Coffin Dodgers by Gary Marshall, Ronnie Brown (Illustrator)


Publisher: Gary Marshall, via Smashwords
Publishing Date: May 29th 2011
Genre: Mystery
ISBN: 0011322837
Goodreads:  3.08
Rating: ★★★

Once again is a book here which makes me wish Goodreads rating system would alter the rating system a bit. Gary Marshall’ Coffin Dodgers is based in a dystopian world wherein a majority of women for some reason have been rendered infertile, only a fraction of them can bear children without any medical intervention of any sort. And while the birth rate is on a decline, the death rate isn’t as affected. The world seems to be taken over by people who are far past their prime – and while they age they also seem to be the ones who are in control of the world around them owing to their financial positions.

Midst this world sprawling with old geysers who seem to enjoy their life with chutzpah – drinking, gambling away are the 3 protagonists of the novel – Amy, Matt & Dave – who all work at a casino in various capacities. None of them is what you would describe as ambitious, particularly brilliant or having any life altering crisis to handle – so all they do is do their job, drink beer and play pranks when they are not wasting their time away or playing video games. All of this changes when Matt is involved in a weird car accident one day, the same day a school friend of his also dies in another car crash.

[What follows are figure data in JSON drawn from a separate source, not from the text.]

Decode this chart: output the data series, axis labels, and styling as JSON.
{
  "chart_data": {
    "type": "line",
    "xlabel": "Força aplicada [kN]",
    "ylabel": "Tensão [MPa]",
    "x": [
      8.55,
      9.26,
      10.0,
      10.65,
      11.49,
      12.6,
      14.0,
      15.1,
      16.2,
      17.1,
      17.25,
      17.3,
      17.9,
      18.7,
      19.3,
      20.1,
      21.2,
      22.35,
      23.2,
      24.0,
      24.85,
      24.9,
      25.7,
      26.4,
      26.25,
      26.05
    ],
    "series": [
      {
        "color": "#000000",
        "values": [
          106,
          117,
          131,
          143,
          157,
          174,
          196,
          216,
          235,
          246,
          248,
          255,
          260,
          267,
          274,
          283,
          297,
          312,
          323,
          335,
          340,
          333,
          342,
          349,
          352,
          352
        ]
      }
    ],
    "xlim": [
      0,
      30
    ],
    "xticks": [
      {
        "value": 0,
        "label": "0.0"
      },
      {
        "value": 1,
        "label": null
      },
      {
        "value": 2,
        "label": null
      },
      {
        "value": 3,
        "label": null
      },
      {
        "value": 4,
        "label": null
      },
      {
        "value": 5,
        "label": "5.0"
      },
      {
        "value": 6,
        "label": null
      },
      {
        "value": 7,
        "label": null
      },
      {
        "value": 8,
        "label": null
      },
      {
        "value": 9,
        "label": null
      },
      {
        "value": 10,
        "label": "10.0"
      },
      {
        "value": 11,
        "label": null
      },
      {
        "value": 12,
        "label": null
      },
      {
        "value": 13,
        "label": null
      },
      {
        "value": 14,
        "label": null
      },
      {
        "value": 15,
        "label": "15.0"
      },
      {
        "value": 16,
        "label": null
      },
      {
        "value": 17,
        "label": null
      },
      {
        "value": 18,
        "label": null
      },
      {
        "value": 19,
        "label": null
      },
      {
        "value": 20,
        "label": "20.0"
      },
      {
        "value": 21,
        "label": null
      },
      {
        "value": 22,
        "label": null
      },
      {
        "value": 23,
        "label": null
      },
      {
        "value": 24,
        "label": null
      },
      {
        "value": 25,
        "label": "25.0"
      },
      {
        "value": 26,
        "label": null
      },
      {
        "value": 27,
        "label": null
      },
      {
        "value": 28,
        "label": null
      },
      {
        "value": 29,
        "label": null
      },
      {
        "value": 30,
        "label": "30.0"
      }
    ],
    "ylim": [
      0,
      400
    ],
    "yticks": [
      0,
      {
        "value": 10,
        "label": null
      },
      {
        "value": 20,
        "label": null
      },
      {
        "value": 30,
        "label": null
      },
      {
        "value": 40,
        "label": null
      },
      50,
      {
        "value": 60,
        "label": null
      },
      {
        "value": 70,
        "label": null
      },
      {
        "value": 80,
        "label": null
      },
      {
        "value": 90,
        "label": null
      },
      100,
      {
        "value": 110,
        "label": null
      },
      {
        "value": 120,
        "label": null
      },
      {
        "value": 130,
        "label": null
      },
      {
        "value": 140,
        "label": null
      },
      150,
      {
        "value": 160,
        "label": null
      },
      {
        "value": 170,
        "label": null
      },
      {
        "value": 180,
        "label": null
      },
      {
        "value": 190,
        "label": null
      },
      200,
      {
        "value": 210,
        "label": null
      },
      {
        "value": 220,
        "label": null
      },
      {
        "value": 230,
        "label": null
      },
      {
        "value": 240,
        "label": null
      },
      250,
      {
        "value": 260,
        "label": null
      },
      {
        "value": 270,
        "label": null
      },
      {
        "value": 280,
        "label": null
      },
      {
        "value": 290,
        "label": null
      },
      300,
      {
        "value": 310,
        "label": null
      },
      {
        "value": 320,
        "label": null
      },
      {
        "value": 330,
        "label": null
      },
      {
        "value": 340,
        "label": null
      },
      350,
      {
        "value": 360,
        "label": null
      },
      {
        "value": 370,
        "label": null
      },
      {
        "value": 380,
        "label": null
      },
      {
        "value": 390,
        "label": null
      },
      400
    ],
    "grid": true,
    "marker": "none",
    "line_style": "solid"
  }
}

Nothing seems to be out of the ordinary with the car or the accident even though Matt is suspicious he is unable to get to the bottom of things until one day he overhears a conversation while out with his friend Dave which confirms his doubts – his accident was orchestrated.
From then on, the novel is all about solving this mystery while the leads sort through their love life in between.

I liked the humorous approach Marshall has towards the subject, there have been places where the writing did make me laugh out loud however the execution of the plot fails terribly.And the end seems so rushed. Had the novel been a bit crisper I would have rated it more for sure. The book is good nonetheless, not great or spectacular but could be read once.